Botschafter: Ausgewogen und EU-konform
Szalay-Bobrovniczky wehrte sich gegenüber der APA gegen jegliche Vorwürfe der Abschaffung der Pressefreiheit in Ungarn. Das sei eine „dreiste Lüge“, das Gesetz bezeichnete er als „ausgewogen“ und „EU-konform“. Niemand zensuriere die ungarische Presse, auch die im August geschaffene Medienbehörde (NMHH) sei keine „politische Einrichtung“ und von der Regierung „völlig unabhängig“, betonte der ungarische Botschafter in Wien.
Auch VÖZ besorgt
Der Verband Österreichischer Zeitungen (VÖZ) zeigte sich angesichts des neuen ungarischen Medienrechts „tief besorgt“ und sah die Pressefreiheit eingeschränkt. VÖZ-Präsident Hans Gasser erwartet, „dass die Europäische Kommission angesichts der Brisanz des Themas ihre rechtliche Analyse rasch vornimmt, um sicherzustellen, dass EU-Standards auch in Ungarn garantiert sind“, wie er in einer Aussendung erklärte.

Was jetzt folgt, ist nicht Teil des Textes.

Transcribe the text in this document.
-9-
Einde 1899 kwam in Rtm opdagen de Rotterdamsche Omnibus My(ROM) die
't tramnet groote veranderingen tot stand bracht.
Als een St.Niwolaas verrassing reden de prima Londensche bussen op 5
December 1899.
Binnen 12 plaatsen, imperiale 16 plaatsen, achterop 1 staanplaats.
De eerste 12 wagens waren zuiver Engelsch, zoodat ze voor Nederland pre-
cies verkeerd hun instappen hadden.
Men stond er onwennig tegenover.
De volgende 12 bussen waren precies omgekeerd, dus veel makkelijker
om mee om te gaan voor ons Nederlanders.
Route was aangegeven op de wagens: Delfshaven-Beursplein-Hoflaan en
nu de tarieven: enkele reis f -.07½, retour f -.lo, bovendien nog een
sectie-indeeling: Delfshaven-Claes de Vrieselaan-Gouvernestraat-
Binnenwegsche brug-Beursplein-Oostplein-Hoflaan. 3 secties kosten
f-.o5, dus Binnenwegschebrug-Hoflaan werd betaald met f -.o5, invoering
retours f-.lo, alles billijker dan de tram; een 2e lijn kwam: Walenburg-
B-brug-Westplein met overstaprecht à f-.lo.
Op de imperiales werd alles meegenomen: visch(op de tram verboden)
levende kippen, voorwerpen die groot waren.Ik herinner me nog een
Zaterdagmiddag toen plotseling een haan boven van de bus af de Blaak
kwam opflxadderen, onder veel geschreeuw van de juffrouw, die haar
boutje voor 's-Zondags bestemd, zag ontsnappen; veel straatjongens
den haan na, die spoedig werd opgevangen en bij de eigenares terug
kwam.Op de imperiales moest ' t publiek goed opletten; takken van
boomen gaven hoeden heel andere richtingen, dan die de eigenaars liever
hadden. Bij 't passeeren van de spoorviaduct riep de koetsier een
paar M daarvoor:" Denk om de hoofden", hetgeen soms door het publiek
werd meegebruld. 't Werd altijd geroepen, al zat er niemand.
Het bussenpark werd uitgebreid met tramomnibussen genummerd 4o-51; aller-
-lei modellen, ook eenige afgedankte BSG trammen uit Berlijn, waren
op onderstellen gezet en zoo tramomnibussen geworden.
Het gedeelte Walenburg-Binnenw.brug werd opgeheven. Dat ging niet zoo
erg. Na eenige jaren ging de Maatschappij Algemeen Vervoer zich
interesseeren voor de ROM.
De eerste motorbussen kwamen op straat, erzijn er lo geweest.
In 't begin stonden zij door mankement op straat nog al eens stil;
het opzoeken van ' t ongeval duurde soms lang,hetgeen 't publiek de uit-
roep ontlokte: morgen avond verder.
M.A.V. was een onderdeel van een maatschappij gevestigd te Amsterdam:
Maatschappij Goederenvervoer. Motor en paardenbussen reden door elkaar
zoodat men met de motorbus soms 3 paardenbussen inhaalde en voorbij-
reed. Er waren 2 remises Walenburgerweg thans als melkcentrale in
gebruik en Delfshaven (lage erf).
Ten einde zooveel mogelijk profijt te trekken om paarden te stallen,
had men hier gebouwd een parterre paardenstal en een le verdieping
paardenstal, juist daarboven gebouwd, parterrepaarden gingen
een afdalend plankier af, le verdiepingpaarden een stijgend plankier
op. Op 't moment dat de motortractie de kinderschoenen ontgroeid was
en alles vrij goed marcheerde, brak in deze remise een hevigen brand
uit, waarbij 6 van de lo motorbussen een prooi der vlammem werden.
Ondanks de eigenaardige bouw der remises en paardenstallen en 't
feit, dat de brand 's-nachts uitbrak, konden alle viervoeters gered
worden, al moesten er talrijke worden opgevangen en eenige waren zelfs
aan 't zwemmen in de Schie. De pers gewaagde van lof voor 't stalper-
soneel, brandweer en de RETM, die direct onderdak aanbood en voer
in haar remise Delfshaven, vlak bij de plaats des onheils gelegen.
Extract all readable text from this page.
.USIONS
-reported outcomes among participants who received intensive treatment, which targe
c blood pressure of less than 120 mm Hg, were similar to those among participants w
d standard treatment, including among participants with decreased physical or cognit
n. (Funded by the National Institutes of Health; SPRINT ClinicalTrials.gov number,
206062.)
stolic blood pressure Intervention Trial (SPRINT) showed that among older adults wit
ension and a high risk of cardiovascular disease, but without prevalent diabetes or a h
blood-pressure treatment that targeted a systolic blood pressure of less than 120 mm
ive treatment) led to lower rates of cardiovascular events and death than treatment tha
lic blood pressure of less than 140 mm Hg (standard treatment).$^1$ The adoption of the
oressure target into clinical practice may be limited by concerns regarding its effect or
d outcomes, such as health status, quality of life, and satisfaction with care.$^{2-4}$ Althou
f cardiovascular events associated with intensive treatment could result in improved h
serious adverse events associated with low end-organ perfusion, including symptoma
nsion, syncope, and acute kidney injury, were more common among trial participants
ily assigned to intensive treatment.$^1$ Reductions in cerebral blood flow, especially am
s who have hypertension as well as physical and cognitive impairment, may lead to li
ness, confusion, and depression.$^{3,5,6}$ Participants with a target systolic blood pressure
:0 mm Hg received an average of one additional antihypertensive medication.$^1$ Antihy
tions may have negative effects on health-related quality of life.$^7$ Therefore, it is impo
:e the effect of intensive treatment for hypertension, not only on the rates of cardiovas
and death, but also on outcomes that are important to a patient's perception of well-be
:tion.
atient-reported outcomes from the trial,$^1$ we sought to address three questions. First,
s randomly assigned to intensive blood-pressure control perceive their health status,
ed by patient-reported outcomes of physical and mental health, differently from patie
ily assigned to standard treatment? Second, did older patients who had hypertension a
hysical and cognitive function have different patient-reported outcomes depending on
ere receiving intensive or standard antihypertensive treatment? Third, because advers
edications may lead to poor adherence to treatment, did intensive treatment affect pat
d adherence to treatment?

Kroes sieht breitere politische Fragen
Trotz Versicherungen der ungarischen Regierung hält die für die digitale Agenda zuständige EU-Kommissarin Neelie Kroes ihre Kritik am Gesetz aufrecht. Kroes sagte am Dienstag bei einer Diskussionsveranstaltung der Liberalen im EU-Parlament in Brüssel, „neben speziellen Fragen zur Audiovisuellen Mediendienste-Richtlinie (AVMD) wirft das neue Mediengesetz breitere politische Fragen in Hinblick auf die freie Meinungsäußerung auf“.
Kroes, die selbst der liberalen Parteienfamilie angehört, betonte, unter der AVMD-Richtlinie stelle das ungarische Mediengesetz ein „Problem“ dar, weil seine Vorschriften auch für Medienbetriebe gelten, die in anderen EU-Staaten niedergelassen sind, und das gegen das EU-Herkunftslandprinzip verstoßen würde. Die EU-Richtlinie schaffe einen Binnenmarkt, der auf diesem Prinzip aufbaue. Demnach seien die Provider von Mediendiensten grundsätzlich nur den Regelungen ihres Heimatlandes unterworfen. Ausnahmen seien nach der Richtlinie strikt eingeschränkt.
Auch einfache Videoblogger betroffen
„Darüber hinaus scheint die Vorschrift nach ausgewogener Information auf den ersten Blick ziemlich weit gefasst zu sein, da sie sich vom Bereich des Rundfunks, wo solche Regeln ziemlich üblich sind, auf audiovisuelle Mediendienste on demand erstreckt, wie sogar auf einen einfachen Videoblogger“, kritisierte die niederländische EU-Kommissarin weiter. Die EU-Kommission untersuche auch „die schwierige Frage der Kriterien für die Unabhängigkeit der Medienbehörde“.